Since x is the side length of the square bottom, it must be positive.
Therefore, the approximate dimensions that would minimize the cost of the box are x = 16 and h = 256 / x^2 = 256 / (16^2) = 256/256 = 1.
Thus, the approximate dimensions of the box that would minimize its cost are:
- The side length of the square bottom is 16 feet.
- The height of the box is 1 foot.
To find the approximate dimensions of the box that minimize its cost, we need to express the cost function in terms of a single variable and then find the critical points using calculus.
Let's denote the length of each side of the square bottom as 'x' and the height as 'h'. Since the box is rectangular, the other two sides of the base will also have lengths 'x'.

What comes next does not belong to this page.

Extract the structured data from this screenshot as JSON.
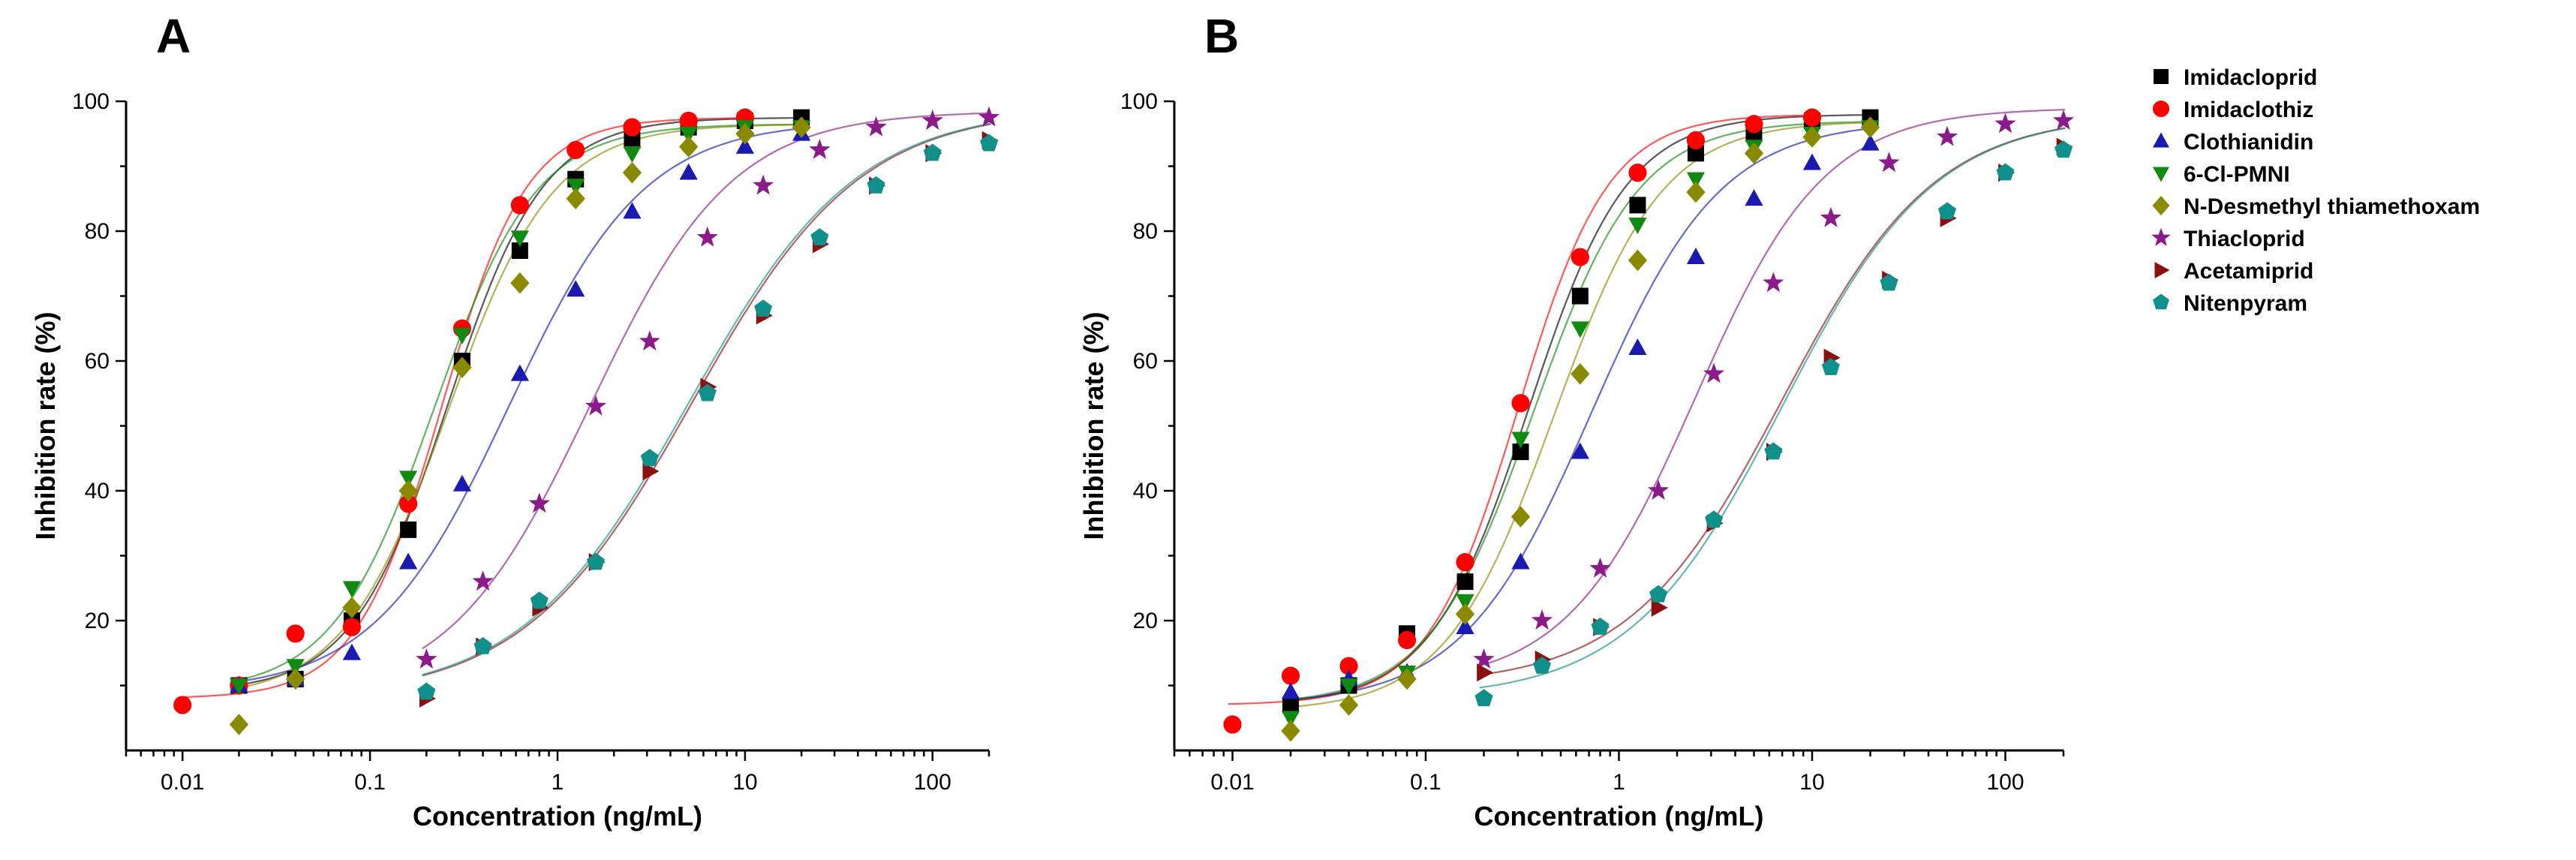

The volume of the box is given as 256 cubic feet, so we can write an equation:
Volume = x * x * h = 256
To minimize the cost, we need to determine the dimensions that minimize the cost function. Let's denote the cost function as 'C'. The top and bottom have an area of x * x = x^2, and the four sides have an area of 2x * h.
The total cost of the box can be calculated as:
C = 0.10 * (2 * x^2) + 0.05 * (2x * h)
Simplifying this, we get:
C = 0.20x^2 + 0.10xh
Now, we have two variables, 'x' and 'h', in the cost function. To deal with this, we need to express 'h' in terms of 'x' using the volume equation.
From the volume equation, we have:
h = 256 / (x^2)
Substituting this value of 'h' into the cost function, we get:
C = 0.20x^2 + 0.10x * (256 / (x^2))
Simplifying this further, we have:
C = 0.20x^2 + 25.6 / x
Now, to find the minimum of this cost function, we need to take the derivative with respect to 'x', set it equal to zero, and solve for 'x'.
dC/dx = 0.40x - 25.6 / (x^2)
Setting dC/dx = 0, we have:
0.40x - 25.6 / (x^2) = 0
Multiply both sides by (x^2) to get rid of the denominator:
0.40x^3 - 25.6 = 0
Simplifying further:
0.40x^3 = 25.6
Divide both sides by 0.40 to isolate 'x':
x^3 = 64
Taking the cube root of both sides:
x = ∛64 = 4
Now that we've found 'x', we can substitute it back into the volume equation to find the value of 'h':
h = 256 / (x^2) = 256 / (4^2) = 256 / 16 = 16
Therefore, the approximate dimensions of the box that minimize its cost are a square bottom with side length 4 feet and a height of 16 feet.